Recently we were greeted by the news of a member of parliament walking out from the Lok Sabha while the national song Vande Mataram was being played. The speaker of the house has expressed her disagreement with what the MP did. The MP has justified her walking out for "religious" reasons.
This issue keeps resurfacing over and over again. It has become so politically motivated that one does not know what the real intention of people opposing or supporting singing the national song is. The fact of the matter is that the first two stanzas of Vande Matram is India's national song. The national song of India does not disrespect any religion. Singing it does not make you less in whatever religion you follow. The original song does have reference to Maa Durga but that this not the national song today. The first two stanzas of the original song constitute the national song today. People who make a controversy out of the national song citing history are not really secular in my view they are anti thesis of what it means to be secular. How does one undo the history of our freedom struggle and the part played by the national song just because someone thinks it is not secular?

The crux of the intellectual argument made against Vande Mataram is perhaps present in the often cited article by Mr A G Noorani. http://www.frontline.in/navigation/?type=static&page=flonnet&rdurl=fl1601/16010940.htm.
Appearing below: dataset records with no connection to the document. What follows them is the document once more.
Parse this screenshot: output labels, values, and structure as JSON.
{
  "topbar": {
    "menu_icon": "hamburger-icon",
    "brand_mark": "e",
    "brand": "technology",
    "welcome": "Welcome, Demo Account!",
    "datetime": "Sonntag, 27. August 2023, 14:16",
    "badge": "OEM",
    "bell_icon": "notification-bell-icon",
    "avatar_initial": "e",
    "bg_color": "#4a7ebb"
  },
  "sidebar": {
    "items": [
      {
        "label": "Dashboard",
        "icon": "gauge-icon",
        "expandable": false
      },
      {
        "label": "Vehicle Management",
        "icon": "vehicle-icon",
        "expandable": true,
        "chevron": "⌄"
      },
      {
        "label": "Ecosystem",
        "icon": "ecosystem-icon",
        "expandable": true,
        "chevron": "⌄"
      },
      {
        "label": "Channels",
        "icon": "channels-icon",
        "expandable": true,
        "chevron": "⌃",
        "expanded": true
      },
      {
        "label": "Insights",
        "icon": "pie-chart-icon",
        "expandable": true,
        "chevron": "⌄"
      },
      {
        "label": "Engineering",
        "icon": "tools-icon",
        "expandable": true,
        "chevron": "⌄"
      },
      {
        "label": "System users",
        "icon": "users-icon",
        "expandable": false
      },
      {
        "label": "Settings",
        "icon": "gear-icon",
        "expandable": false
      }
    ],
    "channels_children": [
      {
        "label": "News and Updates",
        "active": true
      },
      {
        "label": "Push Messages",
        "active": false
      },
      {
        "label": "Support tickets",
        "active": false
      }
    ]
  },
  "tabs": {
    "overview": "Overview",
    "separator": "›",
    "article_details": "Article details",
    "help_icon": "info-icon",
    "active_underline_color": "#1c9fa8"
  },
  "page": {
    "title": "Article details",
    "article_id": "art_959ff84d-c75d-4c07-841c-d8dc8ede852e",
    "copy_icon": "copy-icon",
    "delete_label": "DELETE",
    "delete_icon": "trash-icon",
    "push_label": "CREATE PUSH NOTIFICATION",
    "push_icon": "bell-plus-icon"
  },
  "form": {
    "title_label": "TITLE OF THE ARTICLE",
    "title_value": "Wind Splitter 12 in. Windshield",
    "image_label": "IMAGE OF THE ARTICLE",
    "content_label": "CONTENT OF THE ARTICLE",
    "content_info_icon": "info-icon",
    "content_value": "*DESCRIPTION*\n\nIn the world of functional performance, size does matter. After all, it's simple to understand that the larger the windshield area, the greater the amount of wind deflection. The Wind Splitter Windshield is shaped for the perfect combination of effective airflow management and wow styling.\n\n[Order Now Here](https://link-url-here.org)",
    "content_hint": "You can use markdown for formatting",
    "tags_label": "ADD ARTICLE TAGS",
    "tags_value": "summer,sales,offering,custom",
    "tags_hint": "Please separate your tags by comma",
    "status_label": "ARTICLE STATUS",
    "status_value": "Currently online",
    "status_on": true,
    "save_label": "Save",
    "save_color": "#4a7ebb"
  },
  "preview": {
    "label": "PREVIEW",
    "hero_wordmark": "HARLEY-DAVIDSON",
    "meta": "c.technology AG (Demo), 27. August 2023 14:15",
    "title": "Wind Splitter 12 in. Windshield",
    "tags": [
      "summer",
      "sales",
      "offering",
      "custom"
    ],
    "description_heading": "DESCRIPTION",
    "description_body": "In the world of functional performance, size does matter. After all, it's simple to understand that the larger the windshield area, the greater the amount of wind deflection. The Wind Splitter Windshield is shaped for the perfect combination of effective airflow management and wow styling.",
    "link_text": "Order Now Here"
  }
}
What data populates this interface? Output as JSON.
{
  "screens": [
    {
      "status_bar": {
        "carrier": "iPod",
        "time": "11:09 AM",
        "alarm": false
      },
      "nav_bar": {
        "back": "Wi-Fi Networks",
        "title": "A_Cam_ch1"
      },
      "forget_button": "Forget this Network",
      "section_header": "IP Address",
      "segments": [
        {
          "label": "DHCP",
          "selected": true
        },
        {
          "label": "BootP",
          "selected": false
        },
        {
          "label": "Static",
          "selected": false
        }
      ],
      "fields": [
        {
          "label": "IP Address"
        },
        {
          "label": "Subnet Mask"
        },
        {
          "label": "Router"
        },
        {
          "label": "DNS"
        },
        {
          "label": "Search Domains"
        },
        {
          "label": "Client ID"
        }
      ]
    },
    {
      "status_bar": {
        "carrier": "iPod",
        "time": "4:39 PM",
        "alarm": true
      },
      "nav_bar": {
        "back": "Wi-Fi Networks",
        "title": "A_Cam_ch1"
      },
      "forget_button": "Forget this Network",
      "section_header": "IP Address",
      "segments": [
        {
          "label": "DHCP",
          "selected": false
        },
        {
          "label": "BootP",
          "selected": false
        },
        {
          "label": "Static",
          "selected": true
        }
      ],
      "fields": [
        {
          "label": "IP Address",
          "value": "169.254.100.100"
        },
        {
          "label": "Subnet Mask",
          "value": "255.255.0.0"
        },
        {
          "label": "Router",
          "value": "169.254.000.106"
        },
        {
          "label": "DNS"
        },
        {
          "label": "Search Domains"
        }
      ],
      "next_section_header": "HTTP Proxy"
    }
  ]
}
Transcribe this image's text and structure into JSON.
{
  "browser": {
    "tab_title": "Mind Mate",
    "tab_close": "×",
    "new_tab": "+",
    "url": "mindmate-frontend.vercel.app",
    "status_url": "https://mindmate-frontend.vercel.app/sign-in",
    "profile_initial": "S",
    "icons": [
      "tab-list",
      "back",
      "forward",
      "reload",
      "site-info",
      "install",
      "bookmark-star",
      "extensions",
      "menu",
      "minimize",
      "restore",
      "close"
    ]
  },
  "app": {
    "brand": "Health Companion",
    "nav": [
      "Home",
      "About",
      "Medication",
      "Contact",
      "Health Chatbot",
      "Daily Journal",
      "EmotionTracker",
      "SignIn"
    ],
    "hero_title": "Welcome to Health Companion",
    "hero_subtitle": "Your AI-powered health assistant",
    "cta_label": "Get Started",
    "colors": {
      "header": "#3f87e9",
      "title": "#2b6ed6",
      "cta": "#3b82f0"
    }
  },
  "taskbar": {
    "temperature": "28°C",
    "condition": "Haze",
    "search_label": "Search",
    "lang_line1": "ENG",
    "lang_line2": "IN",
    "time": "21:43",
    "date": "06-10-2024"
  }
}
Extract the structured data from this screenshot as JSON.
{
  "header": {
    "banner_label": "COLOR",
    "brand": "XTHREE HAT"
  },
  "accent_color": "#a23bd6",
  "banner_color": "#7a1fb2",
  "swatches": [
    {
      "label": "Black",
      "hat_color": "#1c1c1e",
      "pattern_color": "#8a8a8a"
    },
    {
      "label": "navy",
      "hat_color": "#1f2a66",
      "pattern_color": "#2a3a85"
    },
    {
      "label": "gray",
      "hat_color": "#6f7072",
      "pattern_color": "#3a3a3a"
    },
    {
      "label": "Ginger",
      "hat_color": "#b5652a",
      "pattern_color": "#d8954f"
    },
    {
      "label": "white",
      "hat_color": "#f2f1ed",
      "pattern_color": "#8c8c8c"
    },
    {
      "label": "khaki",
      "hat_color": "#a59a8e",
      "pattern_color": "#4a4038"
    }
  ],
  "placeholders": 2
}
There are other arguments made using terms not so much in the vogue in India regarding cultural nationalism against civic nationalism with an assertion that Vande Mataram represents cultural nationalism where as India only needs civic nationalism. Where as the fact is that any civil nationalism in practice has never subverted the culture of the land, say in a country like France it has meant that the French language has predominated. We cannot in India seek to subvert our own culture so as not to sound anti-secular. Breaking of coconuts and lighting lamps are part of our culture and any government cannot say that we are secular so we won't do this in official functions.

I do not agree with Mr Noorani on several of his other views specially on Kashmir and I do not consider him truly secular either. His article cited above though full of references and historical context failed to impress me. These intellectual positions are probably being used to justify the unjustifiable. The historical context of the first two stanzas of Vande Mataram as a national song should be seen only as the freedom movement(which is why it was made the national son g in the first place) rather than the story in the novel Anand Math and its interpretations. The national song deserves full respect devoid of petty sectarian politics.